Sure, some of it is precious: the sidecar motorcycle, for example, or the screaming in the rain scene, or Braff’s parting line to Denis O’Hare (c’mon, it’s got Denis O’Hare in it): “Good luck exploring in the infinite abyss.” But both the line he says back — “Hey, you too” — and the way O’Hare delivers it saves the moment, if you’re willing to go along. Watching that interchange this time around, I realized what made Garden State such an snap target now: it’s earnest, and there’s nothing on earth easier to mock than earnestness.

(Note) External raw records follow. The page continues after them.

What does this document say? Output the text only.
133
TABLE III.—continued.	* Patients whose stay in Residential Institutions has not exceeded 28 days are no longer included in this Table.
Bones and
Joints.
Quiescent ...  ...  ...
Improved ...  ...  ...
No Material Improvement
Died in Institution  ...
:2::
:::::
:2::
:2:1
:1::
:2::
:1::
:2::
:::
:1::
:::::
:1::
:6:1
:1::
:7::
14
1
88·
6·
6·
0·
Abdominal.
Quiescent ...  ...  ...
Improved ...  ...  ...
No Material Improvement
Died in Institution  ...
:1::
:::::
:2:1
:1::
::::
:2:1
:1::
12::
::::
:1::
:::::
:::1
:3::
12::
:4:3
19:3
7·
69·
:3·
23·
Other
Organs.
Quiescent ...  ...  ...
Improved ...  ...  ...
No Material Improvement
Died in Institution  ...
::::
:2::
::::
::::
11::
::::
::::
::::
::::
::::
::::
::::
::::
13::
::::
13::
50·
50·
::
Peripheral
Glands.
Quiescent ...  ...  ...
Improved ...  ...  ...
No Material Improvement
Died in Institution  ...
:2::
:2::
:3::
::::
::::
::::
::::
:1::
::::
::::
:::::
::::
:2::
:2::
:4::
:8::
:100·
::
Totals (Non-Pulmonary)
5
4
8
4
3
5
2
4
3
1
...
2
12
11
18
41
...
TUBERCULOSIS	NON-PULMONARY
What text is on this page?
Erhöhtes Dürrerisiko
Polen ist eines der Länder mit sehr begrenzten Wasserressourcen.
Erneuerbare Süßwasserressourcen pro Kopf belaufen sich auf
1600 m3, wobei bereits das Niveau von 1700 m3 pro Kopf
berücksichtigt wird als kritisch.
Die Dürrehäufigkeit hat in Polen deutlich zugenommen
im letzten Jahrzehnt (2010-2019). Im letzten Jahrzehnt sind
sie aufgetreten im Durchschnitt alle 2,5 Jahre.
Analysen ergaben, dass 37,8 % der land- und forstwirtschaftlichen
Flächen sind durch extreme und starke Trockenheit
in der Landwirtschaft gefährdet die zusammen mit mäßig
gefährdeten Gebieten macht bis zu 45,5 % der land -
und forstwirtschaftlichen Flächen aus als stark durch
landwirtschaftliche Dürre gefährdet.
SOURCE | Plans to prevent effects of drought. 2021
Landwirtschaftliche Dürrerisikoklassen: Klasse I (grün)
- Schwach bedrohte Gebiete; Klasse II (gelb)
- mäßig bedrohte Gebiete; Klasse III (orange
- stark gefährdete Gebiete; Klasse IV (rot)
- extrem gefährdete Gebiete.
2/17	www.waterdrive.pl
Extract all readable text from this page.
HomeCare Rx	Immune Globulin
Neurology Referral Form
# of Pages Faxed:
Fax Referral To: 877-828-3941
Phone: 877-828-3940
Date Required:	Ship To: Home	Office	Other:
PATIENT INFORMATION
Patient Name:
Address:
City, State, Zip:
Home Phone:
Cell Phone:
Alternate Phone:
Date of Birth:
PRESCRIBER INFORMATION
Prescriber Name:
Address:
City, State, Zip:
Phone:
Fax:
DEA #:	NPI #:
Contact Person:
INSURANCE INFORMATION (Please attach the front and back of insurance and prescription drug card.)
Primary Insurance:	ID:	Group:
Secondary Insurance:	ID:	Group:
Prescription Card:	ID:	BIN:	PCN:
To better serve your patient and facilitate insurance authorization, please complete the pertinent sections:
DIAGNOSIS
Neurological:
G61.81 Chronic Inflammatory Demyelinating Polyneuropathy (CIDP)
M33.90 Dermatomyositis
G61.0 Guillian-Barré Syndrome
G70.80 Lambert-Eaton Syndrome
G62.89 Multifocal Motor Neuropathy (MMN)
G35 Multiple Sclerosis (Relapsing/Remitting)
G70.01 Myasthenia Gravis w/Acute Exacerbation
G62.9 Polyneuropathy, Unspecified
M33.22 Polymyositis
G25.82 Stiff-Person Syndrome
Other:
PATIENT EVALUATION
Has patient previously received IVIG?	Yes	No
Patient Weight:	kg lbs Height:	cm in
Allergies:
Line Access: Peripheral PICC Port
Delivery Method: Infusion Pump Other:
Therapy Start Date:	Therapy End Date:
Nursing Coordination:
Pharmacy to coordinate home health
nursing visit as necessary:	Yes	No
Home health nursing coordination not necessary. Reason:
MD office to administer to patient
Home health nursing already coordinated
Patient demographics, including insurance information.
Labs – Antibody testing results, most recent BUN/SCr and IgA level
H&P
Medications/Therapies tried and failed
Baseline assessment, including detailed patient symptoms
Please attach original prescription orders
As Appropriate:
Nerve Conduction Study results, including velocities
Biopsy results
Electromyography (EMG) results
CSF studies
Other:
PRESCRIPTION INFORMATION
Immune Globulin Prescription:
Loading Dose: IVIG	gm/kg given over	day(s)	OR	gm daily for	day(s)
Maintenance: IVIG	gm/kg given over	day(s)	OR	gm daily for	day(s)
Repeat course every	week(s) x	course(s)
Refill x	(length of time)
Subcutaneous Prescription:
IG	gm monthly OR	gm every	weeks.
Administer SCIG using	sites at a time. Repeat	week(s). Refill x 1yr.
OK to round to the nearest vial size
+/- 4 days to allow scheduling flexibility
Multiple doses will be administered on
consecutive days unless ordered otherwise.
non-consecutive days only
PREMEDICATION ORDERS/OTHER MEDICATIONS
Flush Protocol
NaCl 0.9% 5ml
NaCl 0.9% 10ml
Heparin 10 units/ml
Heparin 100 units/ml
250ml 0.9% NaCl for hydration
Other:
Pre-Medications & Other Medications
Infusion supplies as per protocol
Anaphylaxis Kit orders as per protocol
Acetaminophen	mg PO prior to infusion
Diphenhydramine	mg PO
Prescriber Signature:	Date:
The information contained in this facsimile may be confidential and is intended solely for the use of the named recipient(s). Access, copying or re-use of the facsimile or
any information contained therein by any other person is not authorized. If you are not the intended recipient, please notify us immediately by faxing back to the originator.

And perhaps it’s the earnestness of his debut film that makes Braff’s plea to Kickstarter seem so cynical, even to this Garden State Apologist™; “I promise I’ll put everything I have into it, and I won’t let you down,” he says in the pitch video, which sounds pretty rich coming from the mouth of a man who was pocketing $350K per episode on Scrubs. The idea of hitting up fans for $2 million in order to keep final cut and casting decisions away from nebulous “money men,” even though he is himself worth a reported $22 million, is downright icky. Those numbers are reason enough for cynicism about Wish I Was Here. But the idea that we should sneer at the project simply because Garden State was some kind of mutually agreed upon, Objectively Bad movie is ridiculous, and those who make that claim say more about themselves than they do about Braff.